Monday, August 10, 2009

Book ADD

Andrew mocks me for my book ADD.

I, on the other hand, have no qualms with the fact that I read 5 books at a time, lamenting that I don’t have more hands to hold them with. But I finish always finish them. For the most part anyway. Perhaps my multiple book habit is due to a short attention span, a nurture complex that has forced me to desire much more than I need, (or simply the fact that I can’t read). Who knows? I just know I have always been like this.

I can see only one negative aspect to the inability to focus exclusively on one text. It translates to my other pursuits. I fear that I rarely get so involved in something that I lose all track of time and civilization and emerge to find I have created a masterpiece. My personal triumphs often involve the use of ambient music, tea drinking, and pacing, a lot of pacing. For example, I have never sat down at a computer and finished an essay in one intense fell / fowlie swoop. Or painted a large canvas without taking numerous breaks to gain perspective, inspiration, eat dry ribs, sip on a 40 ...

I think I speak for a lot of other young urban adults when I say all this. Look at the internet, look at the increasing presence of blog culture – short, captivating articles with fun pictures and captions. This is our world. This is our literacy. Our contemporary hieroglyphics are entirely ephemeral, floating in cyberspace for the lifespan of our computers. Do we have any substance? Maybe our substance was lost a long time ago with the birth of the computer, the looming death of the written word, our ever shortening attention spans.

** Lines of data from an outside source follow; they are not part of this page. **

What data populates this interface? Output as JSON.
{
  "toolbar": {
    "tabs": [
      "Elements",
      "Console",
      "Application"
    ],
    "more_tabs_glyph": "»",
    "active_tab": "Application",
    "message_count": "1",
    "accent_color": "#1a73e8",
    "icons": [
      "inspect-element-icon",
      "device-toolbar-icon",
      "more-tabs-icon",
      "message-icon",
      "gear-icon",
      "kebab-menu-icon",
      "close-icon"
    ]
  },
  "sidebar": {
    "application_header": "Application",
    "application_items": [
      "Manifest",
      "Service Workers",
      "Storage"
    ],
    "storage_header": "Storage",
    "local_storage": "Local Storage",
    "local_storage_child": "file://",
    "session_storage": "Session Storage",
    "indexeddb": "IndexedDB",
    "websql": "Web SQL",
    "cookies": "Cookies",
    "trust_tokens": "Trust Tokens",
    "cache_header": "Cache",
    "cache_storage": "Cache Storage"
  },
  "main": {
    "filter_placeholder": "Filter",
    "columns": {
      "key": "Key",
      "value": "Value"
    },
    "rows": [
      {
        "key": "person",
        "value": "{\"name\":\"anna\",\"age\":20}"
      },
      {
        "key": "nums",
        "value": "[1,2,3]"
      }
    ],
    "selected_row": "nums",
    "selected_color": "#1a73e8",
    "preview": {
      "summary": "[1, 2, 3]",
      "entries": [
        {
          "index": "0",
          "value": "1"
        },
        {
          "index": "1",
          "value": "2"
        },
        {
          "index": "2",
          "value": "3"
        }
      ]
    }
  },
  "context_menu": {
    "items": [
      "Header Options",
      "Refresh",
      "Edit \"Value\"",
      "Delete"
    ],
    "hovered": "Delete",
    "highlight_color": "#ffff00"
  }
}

I can be sure about one thing, though. The constant interests in my life that comprise my personality, influenced by Toronto, university, friends, travel ... every one of them points me back to the earth. I write about the environment because it calls me. I don’t know a lot about it yet, in fact, the more I read the more mystifying it becomes (perhaps this is because I can never focus on just one book at a time). But I want to learn everything. I want to know how to resolve the gap between the people we once were, and the people we have become – products of a civilization that have no concept of true value. Everything in my life points me back to this.